Soon after rumors of I.C.B.'s plight began circulating, Baron Edmond de Rothschild, chairman of The Israel Corp., ordered an investigation. A report on his findings, released in Israel last December, asserts that The Israel Corp. "was a victim of criminal misconduct," and specifically blames Tzur and Rosenbaum. Rothschild has filed criminal charges against Rosenbaum in Geneva, which have yet to be acted upon, and initiated the proceedings against Tzur, who faces a possible 22-year sentence.

Singled Out. Rosenbaum, the key figure in the complex saga, founded I.C.B. in 1959. A short, bull-necked dynamo of a man, he is, says one Swiss banker, "the kind of guy who seemed to know everybody." His bank had the reputation of taking money from anyplace, paying richer-than-average returns and investing in risky high-yielding ventures. I.C.B. was singled out by LIFE in 1967 as one of the Swiss banks that accepted funds that the Mafia had skimmed from casinos in the U.S. and the Bahamas, then recycled into

Mob-controlled American businesses.

At the same time, Rosenbaum, who played a major role in rescuing many of his fellow Jews during the Nazi occupation of his native Hungary, developed close relations with Israeli leaders. I.C.B. financed oil deals and huge, hushed arms transactions for Israel. Rosenbaum was also highly respected by many Jews around the world, who often used his bank to deposit funds for investment in Israel; indeed, until February he was treasurer of the World Jewish Congress.

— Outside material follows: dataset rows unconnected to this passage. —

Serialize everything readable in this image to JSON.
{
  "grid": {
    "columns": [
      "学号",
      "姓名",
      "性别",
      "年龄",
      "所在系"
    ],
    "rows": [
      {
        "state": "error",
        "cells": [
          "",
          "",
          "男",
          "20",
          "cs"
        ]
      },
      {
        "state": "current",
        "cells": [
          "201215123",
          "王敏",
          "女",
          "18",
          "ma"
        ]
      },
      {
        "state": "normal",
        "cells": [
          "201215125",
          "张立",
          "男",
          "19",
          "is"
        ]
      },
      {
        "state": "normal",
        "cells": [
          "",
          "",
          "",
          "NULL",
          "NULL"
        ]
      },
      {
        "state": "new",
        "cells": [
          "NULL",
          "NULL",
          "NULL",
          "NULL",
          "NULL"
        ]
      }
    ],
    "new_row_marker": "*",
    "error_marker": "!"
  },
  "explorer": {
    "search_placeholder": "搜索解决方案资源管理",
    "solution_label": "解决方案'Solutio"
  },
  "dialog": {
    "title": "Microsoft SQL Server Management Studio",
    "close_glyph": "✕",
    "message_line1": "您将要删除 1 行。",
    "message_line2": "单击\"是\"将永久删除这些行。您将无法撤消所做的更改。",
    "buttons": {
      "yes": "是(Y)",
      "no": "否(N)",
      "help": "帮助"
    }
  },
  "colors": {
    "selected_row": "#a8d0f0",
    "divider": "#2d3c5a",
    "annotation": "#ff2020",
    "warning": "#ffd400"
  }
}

A typically grandiose land speculation in Italy is believed to have been the main cause of Rosenbaum's trouble. He borrowed $30 million to acquire and improve a 1,200-acre site just outside Rome that formerly belonged to the Italian royal family. Rosenbaum hoped to get the land rezoned for residential construction, which would have boosted the site's value to $150 million. Instead, the Italian government decided to zone it for park land, and Rosenbaum was left with debts, including fees and interest payments, of about $75 million.

Thus Rosenbaum's empire was under intense pressure when the world recession hit Europe, causing stock markets to plunge and interest rates to soar. A desperate need for capital seems to have led Rosenbaum to use his Liechtenstein accounts to transfer funds siphoned from the bank to his other enterprises. Apparently Rosenbaum believed that he would eventually recoup and pay the money back.

Investigations are continuing, and the full story has yet to be told. Israeli officials insist that whatever losses The Israel Corp. suffers will not impair its soundness. But it is agreed that the scandal has, among other things, hurt the country's strained economy: compared with 1973, foreign investment in Israel last year was down by 50%.